2. Develop your creative solutions and take the creative routes to market to research them before you finally pick a winner.

3. Contingency plan


Build in plenty of contingency time and money until you have your own experience to rely on. Getting things approved can take longer than you thought was possible.

Obviously there are the language pitfalls (only 41 per cent of Indians speak Hindi for example) and those unfathomable social mores. ‘Guanxi’ in China, ‘describes the basic dynamic in personalised networks of influence’, and needs to be considered when thinking about brand positioning and campaign planning.

4. Fine tuning


If you want to maximise your ROI then you need a campaign entirely devised for the local market.

You may have a great desktop website but if you plan just to create a Hindi version of it for the Indian market then you’ll miss decision makers who only access the internet from their mobile – most of them.

Buyer needs can be surprisingly different. What I’ve found with many developing markets is buyers still exhibit either primary needs (‘I need an accounting software package’) or secondary needs (‘I want a better accounting software package’).

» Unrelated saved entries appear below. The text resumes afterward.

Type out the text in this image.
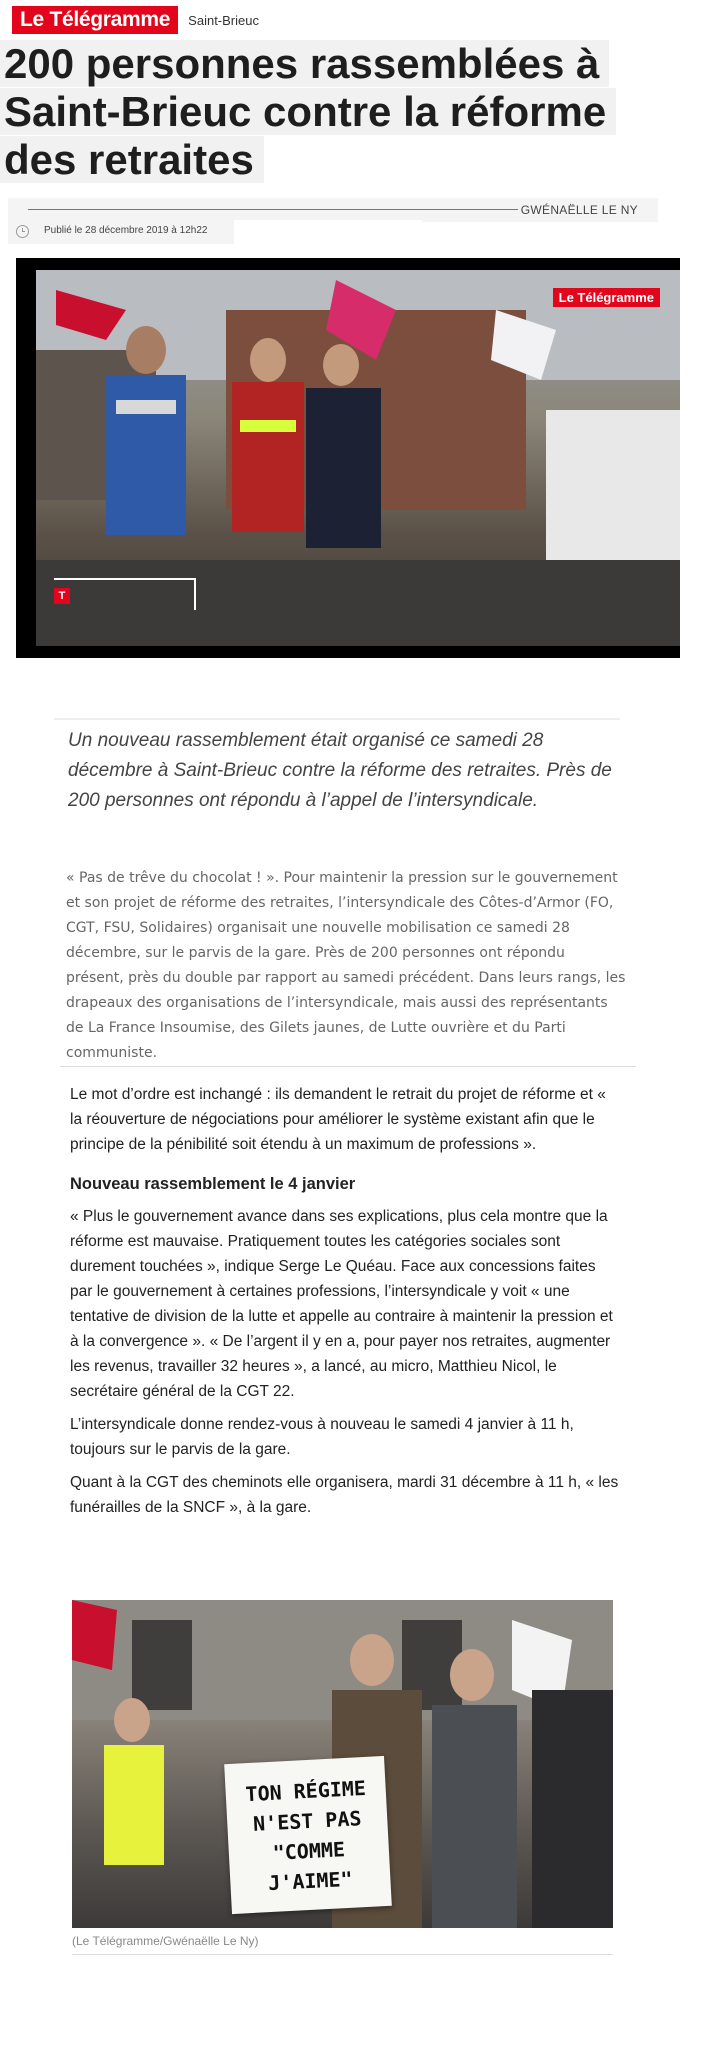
Le Télégramme	Saint-Brieuc
200 personnes rassemblées à Saint-Brieuc contre la réforme des retraites
GWÉNAËLLE LE NY
Publié le 28 décembre 2019 à 12h22
Le Télégramme
T

Un nouveau rassemblement était organisé ce samedi 28 décembre à Saint-Brieuc contre la réforme des retraites. Près de 200 personnes ont répondu à l’appel de l’intersyndicale.

« Pas de trêve du chocolat ! ». Pour maintenir la pression sur le gouvernement et son projet de réforme des retraites, l’intersyndicale des Côtes-d’Armor (FO, CGT, FSU, Solidaires) organisait une nouvelle mobilisation ce samedi 28 décembre, sur le parvis de la gare. Près de 200 personnes ont répondu présent, près du double par rapport au samedi précédent. Dans leurs rangs, les drapeaux des organisations de l’intersyndicale, mais aussi des représentants de La France Insoumise, des Gilets jaunes, de Lutte ouvrière et du Parti communiste.

Le mot d’ordre est inchangé : ils demandent le retrait du projet de réforme et « la réouverture de négociations pour améliorer le système existant afin que le principe de la pénibilité soit étendu à un maximum de professions ».

Nouveau rassemblement le 4 janvier

« Plus le gouvernement avance dans ses explications, plus cela montre que la réforme est mauvaise. Pratiquement toutes les catégories sociales sont durement touchées », indique Serge Le Quéau. Face aux concessions faites par le gouvernement à certaines professions, l’intersyndicale y voit « une tentative de division de la lutte et appelle au contraire à maintenir la pression et à la convergence ». « De l’argent il y en a, pour payer nos retraites, augmenter les revenus, travailler 32 heures », a lancé, au micro, Matthieu Nicol, le secrétaire général de la CGT 22.

L’intersyndicale donne rendez-vous à nouveau le samedi 4 janvier à 11 h, toujours sur le parvis de la gare.

Quant à la CGT des cheminots elle organisera, mardi 31 décembre à 11 h, « les funérailles de la SNCF », à la gare.

TON RÉGIME
N'EST PAS
"COMME J'AIME"
(Le Télégramme/Gwénaëlle Le Ny)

In Western markets most buyers have tertiary needs (‘I want an accounting package to work with my CRM system’).

When customers have primary and secondary needs the benefits and features they look for are different from those sought by more sophisticated customers. So the way those products are marketed has to be modified.

5. Local team


Work with a local team on the ground. Agencies are much more capable in these markets than they once were – not only do you need their local insight you need their local wherewithal to get stuff done.

I am a so-called expert on the BRICs but I only ever oversee the planning. I have local planners guide me through the minefields hiding in these markets.

The same goes for finding your way around local regulations. The BRIC markets are growing up fast and all have regulatory bodies and marketing legislation aimed at protecting buyers. Although much of it will be comfortingly familar, the detail of the legislation, does vary market to market.

Marketing to the BRIC countries will be easier than you first thought if you stick to these principles.